L’infrastructure envisagée adopte une configuration à deux axes : un tracé ouest-est reliant Kinshasa, le Kwango, le Kwilu, les deux Kasaï et le Haut-Katanga, prolongé par un circuit nord-est-ouest incluant le Tanganyika, le Maniema, le Sud-Kivu, le Nord-Kivu, avec retour vers la capitale. L’objectif est clair : réduire les coûts de transport, fluidifier les corridors commerciaux internes, améliorer l’accès aux marchés et renforcer la continuité territoriale dans un pays où moins de 2 800 km de routes nationales sont bitumés pour un territoire de 2,3 millions de km².

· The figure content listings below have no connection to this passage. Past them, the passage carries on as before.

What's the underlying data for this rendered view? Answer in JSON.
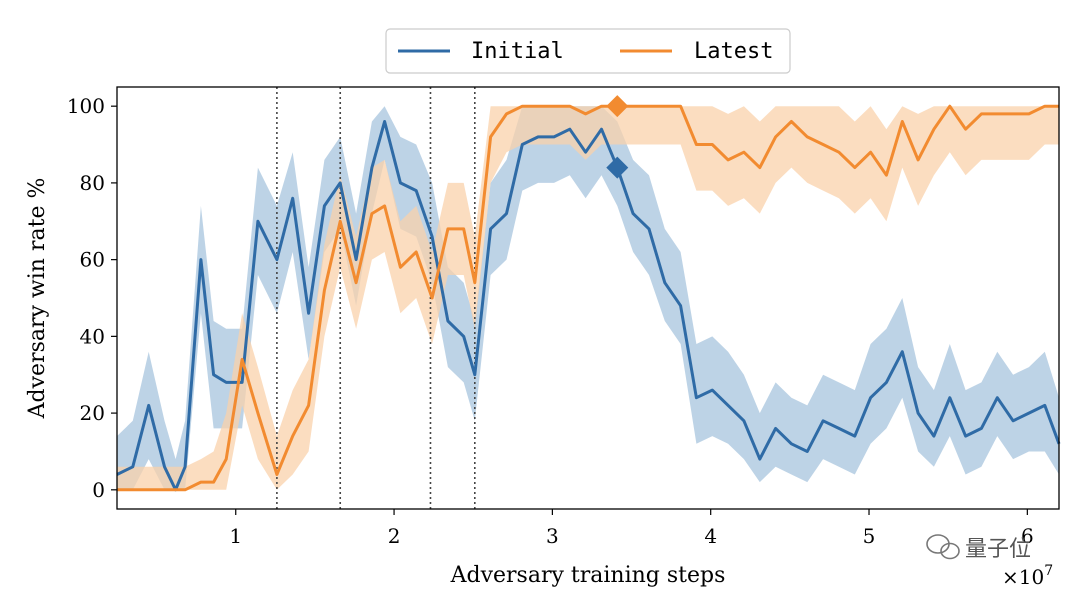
{
  "chart_data": {
    "type": "line",
    "xlabel": "Adversary training steps",
    "ylabel": "Adversary win rate %",
    "x_multiplier_label": "×10",
    "x_multiplier_exp": "7",
    "xlim": [
      0.25,
      6.2
    ],
    "ylim": [
      -5,
      105
    ],
    "xticks": [
      1,
      2,
      3,
      4,
      5,
      6
    ],
    "yticks": [
      0,
      20,
      40,
      60,
      80,
      100
    ],
    "vlines": [
      1.26,
      1.66,
      2.23,
      2.51
    ],
    "legend_position": "top-center",
    "series": [
      {
        "name": "Initial",
        "color": "#2f6ba6",
        "band_color": "#a7c4dd",
        "x": [
          0.25,
          0.35,
          0.45,
          0.55,
          0.62,
          0.68,
          0.78,
          0.86,
          0.94,
          1.04,
          1.14,
          1.26,
          1.36,
          1.46,
          1.56,
          1.66,
          1.76,
          1.86,
          1.94,
          2.04,
          2.14,
          2.24,
          2.34,
          2.44,
          2.51,
          2.61,
          2.71,
          2.81,
          2.91,
          3.01,
          3.11,
          3.21,
          3.31,
          3.41,
          3.51,
          3.61,
          3.71,
          3.81,
          3.91,
          4.01,
          4.11,
          4.21,
          4.31,
          4.41,
          4.51,
          4.61,
          4.71,
          4.81,
          4.91,
          5.01,
          5.11,
          5.21,
          5.31,
          5.41,
          5.51,
          5.61,
          5.71,
          5.81,
          5.91,
          6.01,
          6.11,
          6.2
        ],
        "y": [
          4,
          6,
          22,
          6,
          0,
          6,
          60,
          30,
          28,
          28,
          70,
          60,
          76,
          46,
          74,
          80,
          60,
          84,
          96,
          80,
          78,
          66,
          44,
          40,
          30,
          68,
          72,
          90,
          92,
          92,
          94,
          88,
          94,
          84,
          72,
          68,
          54,
          48,
          24,
          26,
          22,
          18,
          8,
          16,
          12,
          10,
          18,
          16,
          14,
          24,
          28,
          36,
          20,
          14,
          24,
          14,
          16,
          24,
          18,
          20,
          22,
          12
        ],
        "lower": [
          0,
          0,
          8,
          0,
          0,
          0,
          46,
          16,
          16,
          16,
          56,
          46,
          62,
          34,
          62,
          68,
          48,
          72,
          86,
          68,
          66,
          54,
          32,
          28,
          18,
          56,
          60,
          78,
          80,
          80,
          82,
          76,
          82,
          74,
          62,
          56,
          44,
          38,
          12,
          14,
          12,
          8,
          2,
          6,
          4,
          2,
          8,
          6,
          4,
          12,
          16,
          24,
          10,
          6,
          14,
          4,
          6,
          14,
          8,
          10,
          10,
          4
        ],
        "upper": [
          14,
          18,
          36,
          18,
          8,
          18,
          74,
          44,
          42,
          42,
          84,
          74,
          88,
          58,
          86,
          92,
          72,
          96,
          100,
          92,
          90,
          80,
          58,
          54,
          44,
          80,
          86,
          100,
          100,
          100,
          100,
          100,
          100,
          96,
          86,
          82,
          68,
          62,
          38,
          40,
          36,
          30,
          20,
          28,
          24,
          22,
          30,
          28,
          26,
          38,
          42,
          50,
          32,
          26,
          38,
          26,
          28,
          36,
          30,
          32,
          36,
          24
        ]
      },
      {
        "name": "Latest",
        "color": "#f28b30",
        "band_color": "#f9d1ab",
        "x": [
          0.25,
          0.35,
          0.45,
          0.55,
          0.62,
          0.68,
          0.78,
          0.86,
          0.94,
          1.04,
          1.14,
          1.26,
          1.36,
          1.46,
          1.56,
          1.66,
          1.76,
          1.86,
          1.94,
          2.04,
          2.14,
          2.24,
          2.34,
          2.44,
          2.51,
          2.61,
          2.71,
          2.81,
          2.91,
          3.01,
          3.11,
          3.21,
          3.31,
          3.41,
          3.51,
          3.61,
          3.71,
          3.81,
          3.91,
          4.01,
          4.11,
          4.21,
          4.31,
          4.41,
          4.51,
          4.61,
          4.71,
          4.81,
          4.91,
          5.01,
          5.11,
          5.21,
          5.31,
          5.41,
          5.51,
          5.61,
          5.71,
          5.81,
          5.91,
          6.01,
          6.11,
          6.2
        ],
        "y": [
          0,
          0,
          0,
          0,
          0,
          0,
          2,
          2,
          8,
          34,
          20,
          4,
          14,
          22,
          52,
          70,
          54,
          72,
          74,
          58,
          62,
          50,
          68,
          68,
          54,
          92,
          98,
          100,
          100,
          100,
          100,
          98,
          100,
          100,
          100,
          100,
          100,
          100,
          90,
          90,
          86,
          88,
          84,
          92,
          96,
          92,
          90,
          88,
          84,
          88,
          82,
          96,
          86,
          94,
          100,
          94,
          98,
          98,
          98,
          98,
          100,
          100
        ],
        "lower": [
          0,
          0,
          0,
          0,
          0,
          0,
          0,
          0,
          0,
          22,
          8,
          0,
          4,
          10,
          40,
          58,
          42,
          60,
          62,
          46,
          50,
          38,
          56,
          56,
          42,
          80,
          88,
          90,
          90,
          90,
          90,
          86,
          90,
          90,
          90,
          90,
          90,
          90,
          78,
          78,
          74,
          76,
          72,
          80,
          84,
          80,
          78,
          76,
          72,
          76,
          70,
          84,
          74,
          82,
          88,
          82,
          86,
          86,
          86,
          86,
          90,
          90
        ],
        "upper": [
          6,
          6,
          6,
          6,
          6,
          6,
          8,
          10,
          20,
          46,
          32,
          14,
          26,
          34,
          64,
          82,
          66,
          84,
          86,
          70,
          74,
          62,
          80,
          80,
          66,
          100,
          100,
          100,
          100,
          100,
          100,
          100,
          100,
          100,
          100,
          100,
          100,
          100,
          100,
          100,
          98,
          100,
          96,
          100,
          100,
          100,
          100,
          100,
          96,
          100,
          94,
          100,
          98,
          100,
          100,
          100,
          100,
          100,
          100,
          100,
          100,
          100
        ]
      }
    ],
    "markers": [
      {
        "series": "Latest",
        "x": 3.41,
        "y": 100
      },
      {
        "series": "Initial",
        "x": 3.41,
        "y": 84
      }
    ]
  },
  "watermark": {
    "icon": "wechat-icon",
    "text": "量子位"
  }
}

Le montage du projet repose sur un partenariat public-privé, dont les contours exacts n’ont pas encore été révélés. Si aucun chiffre n’est officiellement avancé, des projets analogues en Afrique subsaharienne — tels que les autoroutes Lagos-Calabar ou Abidjan-Lagos — affichent des enveloppes comprises entre 5 et 9 milliards de dollars pour des linéaires de 1 000 à 1 500 kilomètres. À titre de comparaison, la construction de 100 km d’autoroute en RDC coûte en moyenne entre 25 et 30 millions USD, selon les estimations de la Banque africaine de développement. Transposée à une boucle nationale de plus de 3 000 km, la facture prévisible dépasserait largement 7 milliards USD, hors frais de maintenance, de sécurité et d’expropriations.

Ce projet intervient alors que la RDC peine encore à structurer une politique budgétaire cohérente en matière d’infrastructures. En 2024, moins de 12 % du budget national a été consacré aux investissements publics, dont la moitié absorbée par des engagements déjà contractés dans le secteur énergétique. L’option d’un partenariat avec un acteur privé saoudien traduit une volonté de contourner les contraintes de trésorerie et d’éviter une pression accrue sur le solde budgétaire, déjà affecté par les subventions au carburant et la dette intérieure flottante, estimée à près de 3 % du PIB.

Mais la faisabilité technique ne se limite pas à l’équation financière. La RDC reste exposée à une instabilité sécuritaire chronique à l’est, où plusieurs zones prévues dans le tracé restent sous contrôle de groupes armés. À cela s’ajoutent des défis structurels : faiblesse des études topographiques disponibles, absence d’une cartographie cadastrale fiable, réseaux de télécommunication encore embryonnaires dans les provinces reculées. Toute tentative de déploiement d’un chantier d’une telle envergure devra composer avec ces contraintes physiques et institutionnelles.

Les responsables de l’APCSC insistent sur l’effet d’entraînement attendu : développement des pôles agricoles enclavés, désengorgement des grands centres urbains, stimulation du commerce interprovincial et création d’emplois dans le secteur du BTP. Ces promesses, récurrentes dans la rhétorique publique congolaise depuis plus d’une décennie, n’ont pas toujours été suivies de réalisations concrètes. En témoigne le projet Kinshasa-Brazzaville, toujours bloqué, ou encore la route Bukavu-Goma, interrompue par des litiges fonciers et un financement partiel.

L’autoroute circulaire pourrait pourtant devenir une pièce maîtresse de la stratégie de développement territorial si elle franchit le cap des intentions. Encore faut-il passer de la signature du protocole à la mise en œuvre opérationnelle, avec un calendrier clair, un plan de financement audité et une gouvernance contractuelle crédible. Les investisseurs internationaux seront particulièrement attentifs à la sécurisation du cadre juridique, à la garantie des recettes liées aux péages et à la stabilité monétaire, dans un contexte où le franc congolais a perdu plus de 14 % de sa valeur face au dollar en un an.

Rien ne garantit que le chantier débute avant 2027. Mais pour l’exécutif, ce protocole d’accord signé avec un groupe saoudien aux reins solides permet d’envoyer un signal aux bailleurs et partenaires étrangers : la RDC veut se positionner comme un pays de transit et d’intégration régionale. Pour cela, elle devra convaincre que cette autoroute ne restera pas un simple projet de papier.